Protein activations for multiple immune cell markers showed strong cross-correlation, supporting the need for immunotherapies targeting various cell types. The GigaTIME signature, combining all protein channels, outperformed single-channel models in predicting survival. Associations were found between GigaTIME virtual protein activations and both known and less well-described genomic alterations, as well as decreased immunogenicity linked to oncogene mutations such as KRAS.
For example, the authors highlight combinatorial relationships such as CD138 with CD68, and PD-L1 with cleaved caspase 3, illustrating how spatial and multiprotein signatures can reveal immune-tumor interactions not evident from single markers alone.
Expanding Access to Spatial Proteomics
Initial results demonstrated GigaTIME’s promise, with the largest virtual mIF association study to date. By enabling population-scale, spatially resolved proteomic inference from routine H&E slides, the approach has the potential to expand access to detailed tumor immune profiling in both research and clinical settings. However, there is a need for more geographic and ethnic diversity, as most patients were from the western United States.
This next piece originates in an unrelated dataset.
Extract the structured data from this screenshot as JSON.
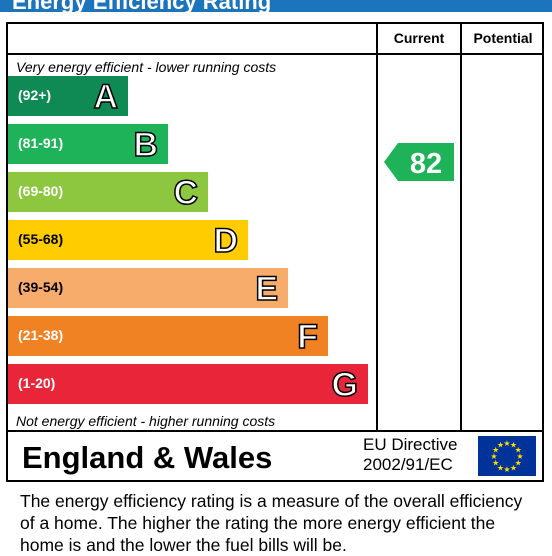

The findings confirmed that H&E slides capture significant spatial proteomic signals, but translation quality varied across protein channels. This variability could stem from a number of factors, including varied tissue architecture, differences in underlying training data, biological heterogeneity, and marker-specific technical challenges. The authors note that certain proteins may be impossible to accurately infer from H&E morphology, underscoring the practical limits of virtual mIF.
Ongoing work aims to assess more protein channels, construct a comprehensive virtual mIF atlas, and incorporate cell segmentation models to shed more light on cell-to-cell interactions in the tumor microenvironment.